In our previous article we looked at tidal curves and how we can use them to find the time of a specific height of tide. Following on from this we now take a look at how we calculate a height of tide for a specific time. This is not a complex calculation but it helps to practice how to do this if you haven’t done it for some while. We then explain the Rule of Twelfths.
Find the height of tide for a specific time
Let us suppose that we want to know the height of tide at a specific time and place. In this case it is at East Head in Chichester harbour on 23 April 2023, i.e the same day that we used as an example in the previous article. We want to know what the height of tide will be at 16:00. Once again we can use a tidal curve and input the same figures as before. On 23 April there is a 4.9m height of tide at HW at 1234 BST. Our sailing boat has a draft of 1.2m and we will require at least 0.3m below the keel to remain afloat. Where we want to anchor dries to 2.4m above chart datum at MLWS. At HW we will have plenty of height of tide beneath us, more than 3m (4.9m – 1.5m = 3.4m). However our estimated time of arrival is 16:00 and we want to know if there will be enough water to anchor.
Using the same tidal curve as we did in the previous article, we draw a line (shown in brown) from 16:00 at the bottom of graph vertically upwards until it intersects the curve (see Figure 1). Then we continue the line horizontally until it intersects the straight line in green which represents the heights of high and low water, close to MHWS and MLWS. We then draw a line vertically upwards and can read the depth which is marked across the top of the graph. As seen in the graph, the reading at the top is a depth of 1.8m. This is not good news, as although the reading shows 1.8m, the proposed anchorage dries to 2.4m above chart datum, added to which our vessel draws 1.2m. Further inspection of the chart is required if we want to anchor at 16:00 near this location, which shows this is possible in deeper water a little further out from the shore.
Getting in the habit of using tidal curves, therefore, is a very good way to check whether an anchorage is going to allow your boat to stay afloat at low water and how long you may have in a specific spot before you need to move on. It is a good idea to have several blank copies of places you may frequently visit in your chart table.
Rule of Twelfths
For those skippers who need to make a quick calculation or don’t have access to specific tidal curves for their location, it is possible to make an approximation using a system called the Rule of Twelfths. This is a simple method used to estimate the height of tide at any given time during the tidal cycle. It is based on the idea that the rise and fall of the tide is not constant, but follows a predictable pattern than can be divided into twelve parts.
This is how it works:
- First, you need to know the time of high and low tides for the day in question and to ascertain the tidal range.

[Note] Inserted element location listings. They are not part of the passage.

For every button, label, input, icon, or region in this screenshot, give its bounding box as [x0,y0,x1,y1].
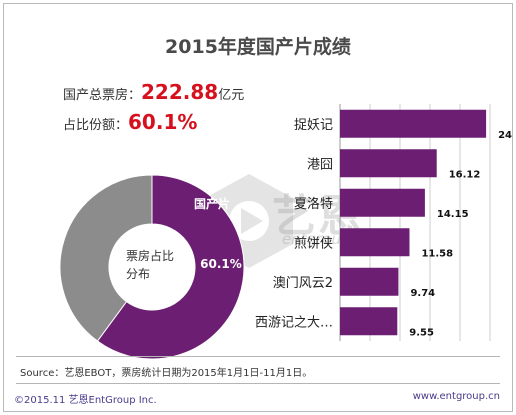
source-note: Source：艺恩EBOT，票房统计日期为2015年1月1日-11月1日。 [20,368,313,379]
top-films-bar-chart: 捉妖记 24.35 港囧 16.12 夏洛特 14.15 煎饼侠 11.58 澳门风云2 9.74… [255,104,512,341]
total-box-office-value: 222.88 [141,80,219,104]
total-box-office: 国产总票房：222.88亿元 [63,80,244,104]
bar-4 [340,267,399,296]
bar-category-label: 煎饼侠 [294,235,333,251]
bar-value-label: 16.12 [449,169,481,180]
website-url: www.entgroup.cn [412,391,500,402]
bar-category-label: 捉妖记 [294,118,333,133]
bar-1 [340,149,437,178]
bar-value-label: 14.15 [437,209,469,220]
donut-center-label-1: 分布 [126,267,150,281]
bar-2 [340,188,425,217]
bar-5 [340,307,398,336]
infographic: 2015年度国产片成绩 国产总票房：222.88亿元 占比份额：60.1% 艺恩… [3,3,513,412]
bar-category-label: 夏洛特 [294,197,333,212]
watermark-subtext: entgroup [282,230,351,248]
total-box-office-unit: 亿元 [218,88,245,103]
donut-center-label-0: 票房占比 [126,248,174,263]
bar-3 [340,228,410,257]
donut-slice-1 [59,174,153,342]
donut-slice-name: 国产片 [194,196,230,211]
market-share-label: 占比份额： [63,118,129,133]
bar-0 [340,109,487,138]
chart-title: 2015年度国产片成绩 [165,36,351,58]
footer-divider-top [16,356,500,357]
total-box-office-label: 国产总票房： [63,88,142,103]
donut-slice-0 [96,174,245,360]
donut-slice-percent: 60.1% [200,257,242,271]
copyright-text: ©2015.11 艺恩EntGroup Inc. [14,395,157,406]
bar-category-label: 澳门风云2 [273,275,333,291]
bar-category-label: 西游记之大… [255,315,333,330]
bar-value-label: 9.74 [410,288,435,299]
bar-value-label: 24.35 [498,130,512,141]
market-share: 占比份额：60.1% [63,110,197,134]
market-share-value: 60.1% [128,110,198,134]
bar-value-label: 11.58 [421,248,453,259]
bar-value-label: 9.55 [409,327,434,338]
bar-category-label: 港囧 [307,157,333,172]
footer-divider-bottom [16,383,500,384]
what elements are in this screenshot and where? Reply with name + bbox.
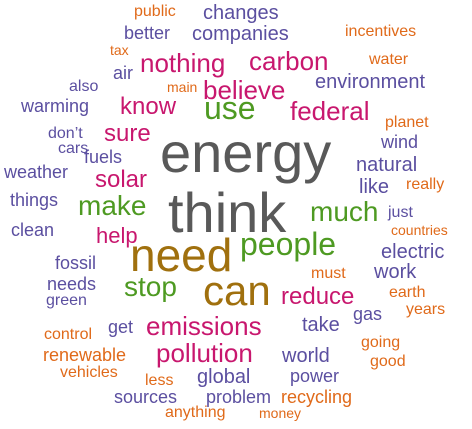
word-sources: sources: [114, 387, 178, 407]
word-tax: tax: [110, 42, 129, 58]
word-clean: clean: [11, 220, 55, 240]
word-warming: warming: [21, 96, 90, 116]
word-better: better: [124, 23, 171, 43]
word-anything: anything: [165, 404, 226, 421]
word-pollution: pollution: [156, 338, 253, 368]
word-really: really: [406, 176, 445, 193]
word-stop: stop: [124, 271, 177, 302]
word-don-t: don’t: [48, 125, 83, 142]
word-planet: planet: [385, 114, 429, 131]
word-believe: believe: [203, 75, 286, 105]
word-weather: weather: [4, 162, 69, 182]
word-sure: sure: [104, 120, 151, 147]
word-air: air: [113, 63, 134, 83]
word-vehicles: vehicles: [60, 364, 118, 381]
word-think: think: [168, 181, 287, 244]
word-natural: natural: [356, 154, 418, 176]
word-public: public: [134, 3, 176, 20]
word-environment: environment: [315, 71, 426, 93]
word-gas: gas: [353, 304, 383, 324]
word-much: much: [310, 196, 379, 227]
word-years: years: [406, 301, 446, 318]
word-global: global: [197, 366, 251, 388]
word-electric: electric: [381, 241, 445, 263]
word-world: world: [282, 345, 330, 367]
word-things: things: [10, 190, 59, 210]
word-renewable: renewable: [43, 345, 127, 365]
word-help: help: [96, 223, 138, 248]
word-fossil: fossil: [55, 253, 97, 273]
word-cars: cars: [58, 140, 89, 157]
word-make: make: [78, 190, 147, 221]
word-going: going: [361, 334, 401, 351]
word-use: use: [204, 90, 256, 126]
word-people: people: [240, 226, 337, 262]
word-water: water: [369, 51, 409, 68]
word-know: know: [120, 93, 177, 120]
word-energy: energy: [160, 121, 332, 184]
word-also: also: [69, 78, 99, 95]
word-nothing: nothing: [140, 48, 226, 78]
word-just: just: [388, 204, 413, 221]
word-incentives: incentives: [345, 23, 417, 40]
word-earth: earth: [389, 284, 426, 301]
word-needs: needs: [47, 274, 97, 294]
word-wind: wind: [381, 132, 419, 152]
word-money: money: [259, 405, 302, 421]
word-solar: solar: [95, 166, 148, 193]
word-take: take: [302, 314, 340, 336]
word-companies: companies: [192, 23, 289, 45]
word-green: green: [46, 292, 87, 309]
word-fuels: fuels: [84, 147, 123, 167]
word-carbon: carbon: [249, 46, 329, 76]
word-must: must: [311, 265, 346, 282]
word-good: good: [370, 353, 406, 370]
word-can: can: [203, 267, 271, 314]
word-get: get: [108, 317, 134, 337]
word-main: main: [167, 79, 198, 95]
word-like: like: [359, 176, 390, 198]
word-federal: federal: [290, 96, 370, 126]
word-need: need: [130, 229, 233, 281]
word-reduce: reduce: [281, 283, 355, 310]
word-changes: changes: [203, 2, 279, 24]
word-control: control: [44, 326, 93, 343]
word-emissions: emissions: [146, 311, 262, 341]
word-power: power: [290, 366, 340, 386]
word-recycling: recycling: [281, 387, 353, 407]
word-less: less: [145, 372, 174, 389]
word-problem: problem: [206, 387, 272, 407]
word-countries: countries: [391, 222, 448, 238]
word-work: work: [374, 261, 417, 283]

- Divide the time between high and low tide into twelve equal parts.
- The rule assumes that the rise starts slowly in the first two hours after low water, then speeds up in the third and fourth hours, slowing down again in the fifth and sixth hours.
- In the first hour, the sea level rises at the rate of one twelfth of the total tidal range.
- In the second hour, the sea level rises by two twelfths (one sixth) of the total tidal range.
- In the third and fourth hours the sea level rises by three twelfths of the range per hour.
- In the fifth hour the rate slows down to two twelfths per hour.
- In the sixth hour, the sea level rises more slowly, by one twelfth, until high water is reached.
- After high tide, the sea level falls again, following the same pattern in reverse.
In order to estimate the height of the tide at any given time, you need to work out how many twelfths of the tidal range have occurred since the last low or high tide.
It is important to note that this method is not accurate for all areas and is a general guide only and should only been considered as a rough estimate. In some locations, for example the Solent in the UK, the cycle is affected by local geography, which alters the pattern quite considerably.
Note: Source material for graphics and information taken from Reeds 2023 Nautical Almanac.